Literally, that’s what the term means. Clinical research simplifies to the idea that thousands of smart and compassionate people went to a great deal of trouble to identify the most beneficial tools for your child. Novice clinicians often wrestle with new evidence contradicting familiar therapeutic tools. Top therapists function like scientists, dynamically adopting techniques supported by the best available evidence. The demand to rapidly change practice in response to new evidence can bruise the therapist ego. Therefore, experts consciously aim to practice free from ego, instead focusing on the greatest benefit to your child.

The body of therapy research is young and rapidly growing

Quality peer-reviewed evidence provides some good answers but many questions remain. Research combines with the clinician’s expertise and the unique values of each family to form the three fundamental pillars of clinical decision making. The most evidence-based and experienced therapist serves the needs of your child only to the extent that he or she values your input. Simply, your child’s therapy path begins with your goals and moves forward with your perception of progress.
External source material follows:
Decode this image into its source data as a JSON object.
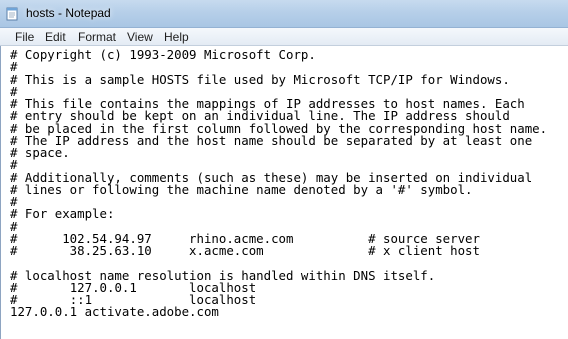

Communication is the vehicle to comprehensive care

The clinician’s communication reflects his or her cognitive approach to your child’s care. As you are the central members of your child’s therapy team, a strong therapist is open in offering and receiving information with you. He or she demonstrates knowledge of your child’s unique condition and willingness to discuss current evidence supporting the approach to your child’s care. Exchange of information extends from your child’s therapy team to his or her greater medial team and culminates in comprehensive care. Comprehensive or holistic care reflects shared ownership in the success of your child.
It is appropriate to expect excellence from your child’s therapy providers and worth the effort to seek out clinicians utilizing best practice guidelines. On the polished doorstep of that Parisian boutique, remember, you will end up wearing the jeans. It is worth the effort to find the perfect fit.